Que s'il survit encore quelques maisons de l'a défunte place du Marché-Saint-Jean, à très peu de distance de la rue Bourtibourg, la maison habitée naguère par notre homme en est encore plus près, rue de Bercy. Elle tient bon sur deux berceaux de cave, qui n'annoncent guère une origine roturière. De ses deux escaliers, qui sentent le règne de François Ier tout au moins, l'un est à balustres de bois, l'autre est pourvu d'une rampe en fer ; le même métal se tord, comme la grille arrondie d'un notaire de cette époque-là, pour servir de balcon à des paliers qui ouvrent sur la cour. Si bien que ces deux escaliers, dont les cages se font vis-à-vis, semblent deux vieillards encore verts, qu'une jalousie égoïste pousse à épier l'instant où l'un des deux cédera le pas à l'autre ; bien loin que l'âge les ait cassés, on dirait qu'ils se penchent par curiosité réciproque, et que tous deux dédaignent de ramper comme des insectes enveloppés dans une coque de pierre : les degrés inégaux de l'un compte les marches écornées de l'autre. Il y a peu d'adnées, un des vieux locataires de la maison décrochait, pour déménager, un tableau qui pendait depuis le Directoire ; un papier vermoulu et des toiles d'araignée, qui dataient bien du Consulat, s'étaient incorporés avec le cadre et tombèrent en poussière, en découvrant quelque reste des peintures qui avaient illustré les panneaux des appartements. C'est en chaise à porteurs qu'on y arrivait autrefois, car les voitures, faute d'espace pour tourner, s'arrêtaient à une vieille arcade sur la place. Aujourd'hui la maison dont le premier étage est occupé par une synagogue, s'élève, comme ses voisines, à quelques pieds du sol abaissé de la voie publique.

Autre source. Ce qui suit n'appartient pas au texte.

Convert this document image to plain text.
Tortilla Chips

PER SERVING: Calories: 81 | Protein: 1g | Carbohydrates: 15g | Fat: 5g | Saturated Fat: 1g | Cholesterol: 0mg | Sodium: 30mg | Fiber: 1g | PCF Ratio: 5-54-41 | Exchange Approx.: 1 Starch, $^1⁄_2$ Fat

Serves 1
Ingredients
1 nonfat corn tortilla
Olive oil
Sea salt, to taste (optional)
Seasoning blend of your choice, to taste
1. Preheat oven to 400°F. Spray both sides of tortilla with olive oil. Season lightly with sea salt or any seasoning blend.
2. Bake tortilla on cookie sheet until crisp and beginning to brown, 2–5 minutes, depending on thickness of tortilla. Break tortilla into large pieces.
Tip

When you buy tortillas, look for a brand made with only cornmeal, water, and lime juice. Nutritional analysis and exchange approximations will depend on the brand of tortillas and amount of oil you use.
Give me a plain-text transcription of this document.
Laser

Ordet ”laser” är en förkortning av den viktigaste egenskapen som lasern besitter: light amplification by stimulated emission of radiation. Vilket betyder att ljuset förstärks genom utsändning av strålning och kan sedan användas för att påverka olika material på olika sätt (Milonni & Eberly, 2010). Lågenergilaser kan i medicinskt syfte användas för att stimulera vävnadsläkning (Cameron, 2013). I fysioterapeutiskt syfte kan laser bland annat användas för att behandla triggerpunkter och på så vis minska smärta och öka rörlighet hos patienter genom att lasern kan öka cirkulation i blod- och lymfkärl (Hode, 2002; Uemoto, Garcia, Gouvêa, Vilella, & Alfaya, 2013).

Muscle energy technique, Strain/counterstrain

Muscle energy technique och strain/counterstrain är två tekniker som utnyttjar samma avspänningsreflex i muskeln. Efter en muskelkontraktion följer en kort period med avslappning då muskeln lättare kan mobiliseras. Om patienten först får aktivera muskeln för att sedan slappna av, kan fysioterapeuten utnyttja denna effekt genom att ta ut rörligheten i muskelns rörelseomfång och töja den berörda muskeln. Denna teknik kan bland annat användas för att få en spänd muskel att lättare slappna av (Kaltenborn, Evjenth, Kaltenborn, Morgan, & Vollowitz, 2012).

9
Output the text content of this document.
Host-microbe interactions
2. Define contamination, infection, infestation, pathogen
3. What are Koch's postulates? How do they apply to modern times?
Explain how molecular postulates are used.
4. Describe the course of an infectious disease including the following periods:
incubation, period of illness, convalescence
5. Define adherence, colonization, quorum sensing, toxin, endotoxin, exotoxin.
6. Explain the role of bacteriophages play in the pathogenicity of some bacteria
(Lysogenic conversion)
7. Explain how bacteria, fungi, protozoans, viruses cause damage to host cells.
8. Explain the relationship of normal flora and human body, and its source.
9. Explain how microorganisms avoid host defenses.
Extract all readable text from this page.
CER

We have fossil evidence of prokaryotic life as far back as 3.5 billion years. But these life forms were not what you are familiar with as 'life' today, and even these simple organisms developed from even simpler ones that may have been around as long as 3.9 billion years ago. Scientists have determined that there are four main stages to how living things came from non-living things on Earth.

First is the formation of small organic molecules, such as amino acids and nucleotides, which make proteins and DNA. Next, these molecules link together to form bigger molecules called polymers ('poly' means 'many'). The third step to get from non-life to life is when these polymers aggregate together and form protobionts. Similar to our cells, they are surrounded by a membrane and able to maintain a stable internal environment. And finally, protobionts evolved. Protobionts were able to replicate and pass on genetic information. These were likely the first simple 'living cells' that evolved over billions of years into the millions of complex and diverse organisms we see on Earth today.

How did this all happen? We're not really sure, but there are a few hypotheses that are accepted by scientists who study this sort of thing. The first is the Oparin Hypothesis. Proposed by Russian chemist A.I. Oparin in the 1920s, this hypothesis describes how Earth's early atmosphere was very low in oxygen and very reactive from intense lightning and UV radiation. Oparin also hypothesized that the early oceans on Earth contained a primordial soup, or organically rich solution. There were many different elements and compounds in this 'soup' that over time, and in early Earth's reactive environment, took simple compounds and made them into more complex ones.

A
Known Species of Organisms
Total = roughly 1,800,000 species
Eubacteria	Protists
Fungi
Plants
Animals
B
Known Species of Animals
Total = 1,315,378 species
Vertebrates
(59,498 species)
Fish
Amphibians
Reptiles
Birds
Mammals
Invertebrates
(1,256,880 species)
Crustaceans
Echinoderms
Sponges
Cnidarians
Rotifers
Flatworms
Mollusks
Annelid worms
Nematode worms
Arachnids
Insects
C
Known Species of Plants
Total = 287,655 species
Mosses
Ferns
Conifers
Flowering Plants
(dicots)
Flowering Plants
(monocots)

Aussi bien c'était moins une rue qu'un cul-de-sac, avant que la rue de Rivoli envahit la place Saint-Jean. Dès le règne de Louis le Jeune quelques constructions s'y espaçaient. Les maisons qu'on y rencontrait à droite, en sortant de la rue Vieille-du-Temple, appartenaient quand l'ancien régime touchait à sa fin : à M. de Bellepomme ; au président de Meurat ; audit Bellepomme ; au Marquis de Versainville. Celles de l'autre côté : à M. Chapsal, dont les 4 maisons côte à côte avaient peu de temps auparavant M. de la Garde pour propriétaire ; à M. Grenier, 3 autres maisons de front ; au maître-maçon nommé Pierre, qui avait eu pour prédécesseur dans la propriété de ses 4 maisons le M. de Fénelon, et à M. Gibert.